April 7, 2019: On April 5th in northern Norway, scientists at the Andøya Space Center launched two sounding rockets into an ongoing display of Northern Lights. When they dumped their payloads of chemical powders, the sky went wild with strangely-colored shapes. Frank Olsen photographed squid-like figures dancing over a beach near Andenes, Norway:
“Often canceled and rescheduled, this rocket launch has been planned for a year,” says Olsen. “How lucky we were to be there at the right time.”
The name of the rocket mission is AZURE–short for Auroral Zone Upwelling Rocket Experiment. Its goal is to measure winds and currents in the ionosphere, a electrically-charged layer of the Earth’s atmosphere where auroras appear. Specifically, mission scientist are interested in discovering how auroral energy might percolate down toward Earth to influence the lower atmosphere.

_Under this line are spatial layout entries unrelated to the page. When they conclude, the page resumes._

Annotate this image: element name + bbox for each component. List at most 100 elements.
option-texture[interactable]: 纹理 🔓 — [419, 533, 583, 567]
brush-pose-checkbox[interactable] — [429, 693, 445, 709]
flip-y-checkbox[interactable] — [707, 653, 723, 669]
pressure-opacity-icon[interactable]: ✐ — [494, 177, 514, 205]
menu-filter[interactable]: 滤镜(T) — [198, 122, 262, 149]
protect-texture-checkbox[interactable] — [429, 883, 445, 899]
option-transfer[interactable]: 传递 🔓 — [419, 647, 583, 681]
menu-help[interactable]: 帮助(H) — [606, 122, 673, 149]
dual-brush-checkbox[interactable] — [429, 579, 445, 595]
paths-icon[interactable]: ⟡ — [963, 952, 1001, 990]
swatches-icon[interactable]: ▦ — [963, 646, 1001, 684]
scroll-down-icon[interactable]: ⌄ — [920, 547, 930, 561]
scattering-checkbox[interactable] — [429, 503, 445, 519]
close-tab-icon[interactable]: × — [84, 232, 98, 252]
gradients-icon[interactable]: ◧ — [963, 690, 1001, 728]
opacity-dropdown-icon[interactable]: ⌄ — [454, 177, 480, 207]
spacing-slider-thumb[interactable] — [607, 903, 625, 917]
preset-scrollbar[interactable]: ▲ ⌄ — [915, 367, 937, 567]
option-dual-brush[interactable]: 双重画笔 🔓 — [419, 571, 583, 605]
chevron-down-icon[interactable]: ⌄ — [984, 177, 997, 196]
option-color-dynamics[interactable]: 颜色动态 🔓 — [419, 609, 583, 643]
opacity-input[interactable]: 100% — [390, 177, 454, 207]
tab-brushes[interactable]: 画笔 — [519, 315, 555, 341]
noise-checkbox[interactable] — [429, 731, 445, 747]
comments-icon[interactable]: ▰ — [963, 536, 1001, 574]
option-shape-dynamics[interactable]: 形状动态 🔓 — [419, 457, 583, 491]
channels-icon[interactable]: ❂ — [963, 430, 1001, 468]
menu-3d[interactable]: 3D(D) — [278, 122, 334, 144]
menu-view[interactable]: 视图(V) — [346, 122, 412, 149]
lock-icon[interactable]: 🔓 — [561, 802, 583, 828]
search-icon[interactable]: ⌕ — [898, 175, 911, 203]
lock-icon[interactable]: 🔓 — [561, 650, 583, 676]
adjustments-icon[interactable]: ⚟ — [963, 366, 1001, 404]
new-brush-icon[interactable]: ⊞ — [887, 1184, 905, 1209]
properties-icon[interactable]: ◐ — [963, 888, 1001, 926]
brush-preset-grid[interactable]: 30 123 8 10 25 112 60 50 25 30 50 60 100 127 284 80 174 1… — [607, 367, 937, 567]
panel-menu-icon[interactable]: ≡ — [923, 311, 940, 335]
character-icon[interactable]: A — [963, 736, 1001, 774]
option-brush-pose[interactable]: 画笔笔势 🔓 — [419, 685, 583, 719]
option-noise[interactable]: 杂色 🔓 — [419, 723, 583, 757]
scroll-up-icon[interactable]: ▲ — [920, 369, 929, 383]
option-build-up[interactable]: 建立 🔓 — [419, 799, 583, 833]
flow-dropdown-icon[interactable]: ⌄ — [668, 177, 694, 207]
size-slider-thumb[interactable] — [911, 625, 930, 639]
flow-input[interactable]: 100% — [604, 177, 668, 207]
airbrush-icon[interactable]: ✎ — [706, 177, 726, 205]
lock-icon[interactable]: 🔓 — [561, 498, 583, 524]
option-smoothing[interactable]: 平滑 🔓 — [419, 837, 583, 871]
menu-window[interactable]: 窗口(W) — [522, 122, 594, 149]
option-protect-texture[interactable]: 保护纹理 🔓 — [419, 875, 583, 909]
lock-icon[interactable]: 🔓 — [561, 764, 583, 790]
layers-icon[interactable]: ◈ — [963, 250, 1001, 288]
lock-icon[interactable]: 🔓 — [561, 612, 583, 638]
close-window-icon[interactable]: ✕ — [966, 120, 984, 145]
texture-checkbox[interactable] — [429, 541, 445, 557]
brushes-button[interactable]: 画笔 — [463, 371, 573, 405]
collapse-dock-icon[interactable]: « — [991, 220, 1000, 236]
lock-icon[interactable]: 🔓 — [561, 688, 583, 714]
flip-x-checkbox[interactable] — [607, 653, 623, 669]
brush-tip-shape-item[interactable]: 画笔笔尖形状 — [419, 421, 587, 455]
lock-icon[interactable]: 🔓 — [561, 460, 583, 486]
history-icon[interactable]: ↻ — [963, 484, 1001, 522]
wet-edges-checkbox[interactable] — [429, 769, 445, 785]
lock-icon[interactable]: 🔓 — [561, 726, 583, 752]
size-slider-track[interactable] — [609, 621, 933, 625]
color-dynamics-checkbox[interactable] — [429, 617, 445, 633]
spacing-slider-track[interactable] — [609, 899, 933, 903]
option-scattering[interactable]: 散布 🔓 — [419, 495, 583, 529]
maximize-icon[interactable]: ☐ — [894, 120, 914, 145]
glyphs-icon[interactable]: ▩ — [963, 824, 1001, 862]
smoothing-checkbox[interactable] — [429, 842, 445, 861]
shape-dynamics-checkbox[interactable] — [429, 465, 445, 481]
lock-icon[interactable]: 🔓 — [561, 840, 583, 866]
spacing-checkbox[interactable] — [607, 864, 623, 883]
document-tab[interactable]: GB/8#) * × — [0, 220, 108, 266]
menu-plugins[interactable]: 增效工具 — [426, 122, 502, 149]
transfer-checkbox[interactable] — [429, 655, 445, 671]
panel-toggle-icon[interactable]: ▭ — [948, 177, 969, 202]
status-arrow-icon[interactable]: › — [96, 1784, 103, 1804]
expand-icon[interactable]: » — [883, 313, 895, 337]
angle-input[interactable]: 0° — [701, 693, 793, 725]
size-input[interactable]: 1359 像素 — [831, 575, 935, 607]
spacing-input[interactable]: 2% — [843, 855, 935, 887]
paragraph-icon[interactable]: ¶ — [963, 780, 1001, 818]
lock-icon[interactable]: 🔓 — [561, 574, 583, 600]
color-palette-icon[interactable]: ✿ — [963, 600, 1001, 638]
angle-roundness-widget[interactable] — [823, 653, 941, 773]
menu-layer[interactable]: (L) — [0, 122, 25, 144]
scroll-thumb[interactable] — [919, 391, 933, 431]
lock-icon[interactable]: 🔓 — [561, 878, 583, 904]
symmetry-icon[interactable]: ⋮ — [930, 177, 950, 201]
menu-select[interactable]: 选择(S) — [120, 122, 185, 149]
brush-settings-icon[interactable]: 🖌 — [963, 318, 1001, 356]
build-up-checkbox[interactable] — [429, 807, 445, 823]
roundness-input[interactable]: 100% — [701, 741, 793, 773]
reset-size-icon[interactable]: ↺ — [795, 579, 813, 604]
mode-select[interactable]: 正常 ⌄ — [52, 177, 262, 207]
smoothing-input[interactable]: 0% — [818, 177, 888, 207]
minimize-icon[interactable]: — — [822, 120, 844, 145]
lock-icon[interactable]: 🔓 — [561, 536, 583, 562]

At the Alomar Observatory in northern Norway, space scientist Jason Ahrns used video cameras to track the motions of the clouds:
“I’m one of the scientists working with this launch, so we knew exactly when to expect it,” says Ahrns. “Even so, we were all stunned by how spectacular the display was, as it unfolded.”
The twin rockets deployed two chemical tracers: trimethyl aluminum (TMA) and a barium/strontium mixture. These mixtures create colorful clouds that allow researchers to visually track the flow of neutral and charged particles, respectively. According to NASA, which funded the mission, the chemicals pose no hazard to residents in the region.